Now every time you run rails property:precompile the Yarn package deal supervisor will set up all dependencies after which construct your JS information into app/property/construct. If you wish to set the file watcher whereas growing your app, you’ll be able to simply run yarn run watch:js in your terminal and begin your dev server.

Potential enhancements

This configuration works completely for us in the meanwhile and resulted in smaller and quicker builds. With Webpack we would have liked from 6 to fifteen minutes to construct our property, relying on the load. With esbuild, we are able to construct minified property in lower than a minute. And it’s even quicker in improvement – the preliminary construct with the file watcher enabled takes lower than 5 seconds on my 2019 iMac and rebuilds are even quicker. Nonetheless, there are nonetheless some issues we’re going to enhance sooner or later. When growing your JS information regionally, if you happen to change information which might be utilized in many different modules typically, the variety of information generated in app/property/builds might develop very quick. That may make your Rails server very sluggish on the primary request. I made an esbuild cleanup plugin to resolve this problem.

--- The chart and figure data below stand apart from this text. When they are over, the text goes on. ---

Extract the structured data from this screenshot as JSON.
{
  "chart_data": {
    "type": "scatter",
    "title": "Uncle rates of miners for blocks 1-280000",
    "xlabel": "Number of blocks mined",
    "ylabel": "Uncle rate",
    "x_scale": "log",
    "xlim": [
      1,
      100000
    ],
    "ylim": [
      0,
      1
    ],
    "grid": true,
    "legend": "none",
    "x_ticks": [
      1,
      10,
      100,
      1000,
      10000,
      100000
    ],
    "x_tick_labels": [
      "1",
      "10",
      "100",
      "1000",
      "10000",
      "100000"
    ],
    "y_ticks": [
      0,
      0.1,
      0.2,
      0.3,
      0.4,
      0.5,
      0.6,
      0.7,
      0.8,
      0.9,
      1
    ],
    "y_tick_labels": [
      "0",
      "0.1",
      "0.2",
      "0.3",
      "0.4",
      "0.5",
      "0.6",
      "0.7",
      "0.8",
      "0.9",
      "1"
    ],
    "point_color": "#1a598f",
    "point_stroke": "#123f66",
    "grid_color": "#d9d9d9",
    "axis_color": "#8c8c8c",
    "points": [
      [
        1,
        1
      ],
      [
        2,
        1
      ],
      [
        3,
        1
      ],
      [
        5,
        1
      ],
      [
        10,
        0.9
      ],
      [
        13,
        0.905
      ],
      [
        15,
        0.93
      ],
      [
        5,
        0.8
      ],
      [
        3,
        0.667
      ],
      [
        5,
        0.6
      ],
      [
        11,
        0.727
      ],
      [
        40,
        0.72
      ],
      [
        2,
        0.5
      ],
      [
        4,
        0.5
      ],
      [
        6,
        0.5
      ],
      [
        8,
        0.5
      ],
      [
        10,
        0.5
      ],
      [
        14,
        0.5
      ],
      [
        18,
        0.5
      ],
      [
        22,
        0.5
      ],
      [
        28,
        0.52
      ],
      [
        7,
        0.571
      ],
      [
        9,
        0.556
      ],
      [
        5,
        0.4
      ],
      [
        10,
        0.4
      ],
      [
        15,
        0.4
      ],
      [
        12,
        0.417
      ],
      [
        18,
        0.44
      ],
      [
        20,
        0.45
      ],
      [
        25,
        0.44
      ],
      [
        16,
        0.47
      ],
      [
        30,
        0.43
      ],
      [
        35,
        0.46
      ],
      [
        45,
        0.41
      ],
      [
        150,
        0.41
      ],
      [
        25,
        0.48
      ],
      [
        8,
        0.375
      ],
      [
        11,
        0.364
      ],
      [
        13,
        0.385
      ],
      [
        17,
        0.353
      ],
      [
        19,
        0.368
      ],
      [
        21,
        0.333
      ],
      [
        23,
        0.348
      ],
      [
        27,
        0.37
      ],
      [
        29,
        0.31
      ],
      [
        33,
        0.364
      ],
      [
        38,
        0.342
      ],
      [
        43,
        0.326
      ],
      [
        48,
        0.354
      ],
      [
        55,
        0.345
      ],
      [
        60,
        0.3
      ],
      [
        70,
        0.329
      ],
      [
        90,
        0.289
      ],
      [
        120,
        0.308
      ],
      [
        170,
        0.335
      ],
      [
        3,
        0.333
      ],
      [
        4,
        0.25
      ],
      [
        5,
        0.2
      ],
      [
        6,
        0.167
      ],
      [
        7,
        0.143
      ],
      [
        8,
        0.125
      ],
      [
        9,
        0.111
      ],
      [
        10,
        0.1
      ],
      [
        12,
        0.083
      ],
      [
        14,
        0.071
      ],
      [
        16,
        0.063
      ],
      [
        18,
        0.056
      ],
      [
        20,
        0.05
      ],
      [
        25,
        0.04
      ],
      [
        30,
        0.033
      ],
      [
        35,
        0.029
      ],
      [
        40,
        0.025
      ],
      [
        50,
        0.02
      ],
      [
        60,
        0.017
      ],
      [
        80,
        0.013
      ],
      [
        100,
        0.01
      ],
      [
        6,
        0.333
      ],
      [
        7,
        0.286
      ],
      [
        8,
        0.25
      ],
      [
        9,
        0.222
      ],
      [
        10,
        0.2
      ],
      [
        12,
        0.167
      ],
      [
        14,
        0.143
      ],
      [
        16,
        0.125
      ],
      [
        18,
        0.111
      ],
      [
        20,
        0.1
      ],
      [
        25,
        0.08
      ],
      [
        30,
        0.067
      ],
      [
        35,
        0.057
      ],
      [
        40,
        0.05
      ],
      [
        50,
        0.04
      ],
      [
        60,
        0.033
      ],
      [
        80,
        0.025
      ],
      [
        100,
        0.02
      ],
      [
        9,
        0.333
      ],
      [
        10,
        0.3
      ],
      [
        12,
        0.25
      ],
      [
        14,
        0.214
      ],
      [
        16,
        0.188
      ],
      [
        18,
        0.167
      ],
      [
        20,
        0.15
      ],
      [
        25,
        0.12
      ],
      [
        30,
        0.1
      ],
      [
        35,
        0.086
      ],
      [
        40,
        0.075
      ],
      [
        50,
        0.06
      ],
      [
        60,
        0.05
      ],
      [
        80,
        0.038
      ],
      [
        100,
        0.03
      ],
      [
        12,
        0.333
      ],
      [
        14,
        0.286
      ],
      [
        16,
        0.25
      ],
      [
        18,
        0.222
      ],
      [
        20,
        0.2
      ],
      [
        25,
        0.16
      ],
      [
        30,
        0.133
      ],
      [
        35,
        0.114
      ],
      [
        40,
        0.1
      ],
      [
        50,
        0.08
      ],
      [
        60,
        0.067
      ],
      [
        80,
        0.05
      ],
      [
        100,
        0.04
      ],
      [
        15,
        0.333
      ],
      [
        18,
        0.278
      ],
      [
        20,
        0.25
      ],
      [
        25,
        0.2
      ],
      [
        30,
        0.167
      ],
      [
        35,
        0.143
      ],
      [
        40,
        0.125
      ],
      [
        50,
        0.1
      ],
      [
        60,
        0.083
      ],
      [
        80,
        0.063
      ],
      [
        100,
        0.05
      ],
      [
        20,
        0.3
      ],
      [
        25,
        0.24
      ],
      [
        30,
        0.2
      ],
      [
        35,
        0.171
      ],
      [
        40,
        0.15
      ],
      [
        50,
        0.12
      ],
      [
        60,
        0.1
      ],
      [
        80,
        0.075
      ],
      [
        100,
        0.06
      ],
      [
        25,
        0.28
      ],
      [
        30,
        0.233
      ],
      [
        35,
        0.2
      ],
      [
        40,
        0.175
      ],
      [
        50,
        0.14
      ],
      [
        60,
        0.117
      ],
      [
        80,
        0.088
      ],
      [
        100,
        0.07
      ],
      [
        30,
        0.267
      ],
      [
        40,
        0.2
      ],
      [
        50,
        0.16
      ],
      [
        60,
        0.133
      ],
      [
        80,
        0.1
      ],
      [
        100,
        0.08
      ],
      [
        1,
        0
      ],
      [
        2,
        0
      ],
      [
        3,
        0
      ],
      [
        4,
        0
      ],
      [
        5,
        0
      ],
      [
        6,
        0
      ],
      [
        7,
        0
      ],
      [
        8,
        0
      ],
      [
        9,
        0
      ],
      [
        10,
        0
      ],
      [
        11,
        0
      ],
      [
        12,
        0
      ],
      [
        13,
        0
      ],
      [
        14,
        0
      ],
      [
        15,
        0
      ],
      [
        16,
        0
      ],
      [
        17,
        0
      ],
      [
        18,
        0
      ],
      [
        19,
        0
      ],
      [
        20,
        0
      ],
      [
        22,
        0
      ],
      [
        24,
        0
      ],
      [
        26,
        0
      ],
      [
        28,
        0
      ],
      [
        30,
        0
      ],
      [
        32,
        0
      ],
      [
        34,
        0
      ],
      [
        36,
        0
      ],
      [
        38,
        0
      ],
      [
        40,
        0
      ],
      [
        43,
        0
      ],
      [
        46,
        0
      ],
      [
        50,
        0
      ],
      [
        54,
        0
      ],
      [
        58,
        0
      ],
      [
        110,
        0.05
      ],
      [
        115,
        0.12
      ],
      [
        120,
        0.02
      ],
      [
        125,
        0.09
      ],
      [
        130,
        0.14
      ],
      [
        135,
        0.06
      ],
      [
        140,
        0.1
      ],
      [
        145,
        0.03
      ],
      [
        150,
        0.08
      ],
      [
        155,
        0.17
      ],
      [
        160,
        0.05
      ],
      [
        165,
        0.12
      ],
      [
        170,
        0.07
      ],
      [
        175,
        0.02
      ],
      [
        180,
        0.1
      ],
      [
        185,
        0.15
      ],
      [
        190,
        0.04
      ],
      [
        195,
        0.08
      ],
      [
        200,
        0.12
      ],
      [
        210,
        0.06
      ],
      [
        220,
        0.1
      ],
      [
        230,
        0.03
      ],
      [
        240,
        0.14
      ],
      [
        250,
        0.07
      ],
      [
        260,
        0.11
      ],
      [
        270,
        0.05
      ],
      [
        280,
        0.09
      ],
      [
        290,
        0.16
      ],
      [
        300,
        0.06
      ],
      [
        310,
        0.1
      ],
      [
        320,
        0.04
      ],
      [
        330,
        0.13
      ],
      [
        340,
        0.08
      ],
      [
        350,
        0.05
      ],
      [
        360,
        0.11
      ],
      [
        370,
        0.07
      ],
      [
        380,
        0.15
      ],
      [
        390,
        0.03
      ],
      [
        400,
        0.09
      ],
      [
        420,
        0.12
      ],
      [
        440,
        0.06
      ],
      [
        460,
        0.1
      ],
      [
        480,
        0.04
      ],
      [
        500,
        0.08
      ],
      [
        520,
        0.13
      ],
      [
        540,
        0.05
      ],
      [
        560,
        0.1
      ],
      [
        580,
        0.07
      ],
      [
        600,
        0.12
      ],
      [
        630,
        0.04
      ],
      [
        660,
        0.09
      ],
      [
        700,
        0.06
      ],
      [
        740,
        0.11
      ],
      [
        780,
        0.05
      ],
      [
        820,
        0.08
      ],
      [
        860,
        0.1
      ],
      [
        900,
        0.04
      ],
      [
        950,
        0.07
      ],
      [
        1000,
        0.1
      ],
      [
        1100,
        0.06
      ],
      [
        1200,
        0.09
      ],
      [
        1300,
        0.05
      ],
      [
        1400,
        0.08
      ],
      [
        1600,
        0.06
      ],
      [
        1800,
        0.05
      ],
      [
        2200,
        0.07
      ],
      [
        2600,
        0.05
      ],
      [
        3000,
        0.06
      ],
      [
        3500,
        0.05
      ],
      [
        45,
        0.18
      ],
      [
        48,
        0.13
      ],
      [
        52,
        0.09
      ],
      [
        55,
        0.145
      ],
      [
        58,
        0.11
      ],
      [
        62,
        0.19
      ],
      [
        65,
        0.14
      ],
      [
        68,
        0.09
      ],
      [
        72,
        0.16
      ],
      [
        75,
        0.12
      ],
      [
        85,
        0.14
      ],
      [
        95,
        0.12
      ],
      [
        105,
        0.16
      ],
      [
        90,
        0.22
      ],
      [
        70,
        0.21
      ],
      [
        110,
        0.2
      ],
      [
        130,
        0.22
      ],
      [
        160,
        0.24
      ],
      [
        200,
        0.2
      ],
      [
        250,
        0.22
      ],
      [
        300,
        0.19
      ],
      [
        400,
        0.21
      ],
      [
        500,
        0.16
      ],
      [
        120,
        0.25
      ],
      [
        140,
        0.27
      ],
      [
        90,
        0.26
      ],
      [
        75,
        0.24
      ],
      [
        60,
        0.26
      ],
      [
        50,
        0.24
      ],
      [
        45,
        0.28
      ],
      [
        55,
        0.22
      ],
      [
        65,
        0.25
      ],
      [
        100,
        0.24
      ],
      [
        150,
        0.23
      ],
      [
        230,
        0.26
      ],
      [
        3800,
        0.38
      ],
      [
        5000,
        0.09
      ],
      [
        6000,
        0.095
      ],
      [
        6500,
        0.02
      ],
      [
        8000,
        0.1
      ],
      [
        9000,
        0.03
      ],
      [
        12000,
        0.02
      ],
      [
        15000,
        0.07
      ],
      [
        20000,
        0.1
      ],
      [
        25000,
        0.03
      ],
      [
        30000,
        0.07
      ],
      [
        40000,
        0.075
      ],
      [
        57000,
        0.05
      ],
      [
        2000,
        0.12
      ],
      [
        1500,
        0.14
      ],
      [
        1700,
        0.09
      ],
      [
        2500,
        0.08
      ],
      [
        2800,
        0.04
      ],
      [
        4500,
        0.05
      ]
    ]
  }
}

One other problem is with the app/property/builds itself. Should you begin the watch:js script and there could be any error throughout the rebuild, esbuild course of will probably be killed however the property listing gained’t be cleaned so your property will nonetheless be served by Rails and also you would possibly marvel why you’ll be able to’t see adjustments in your modules after refreshing the web page. With the intention to repair this we’ll most likely want one other course of that can handle esbuild course of state and restart it or at the very least ship a notification on error. If you know the way to resolve this problem, be happy to share your data.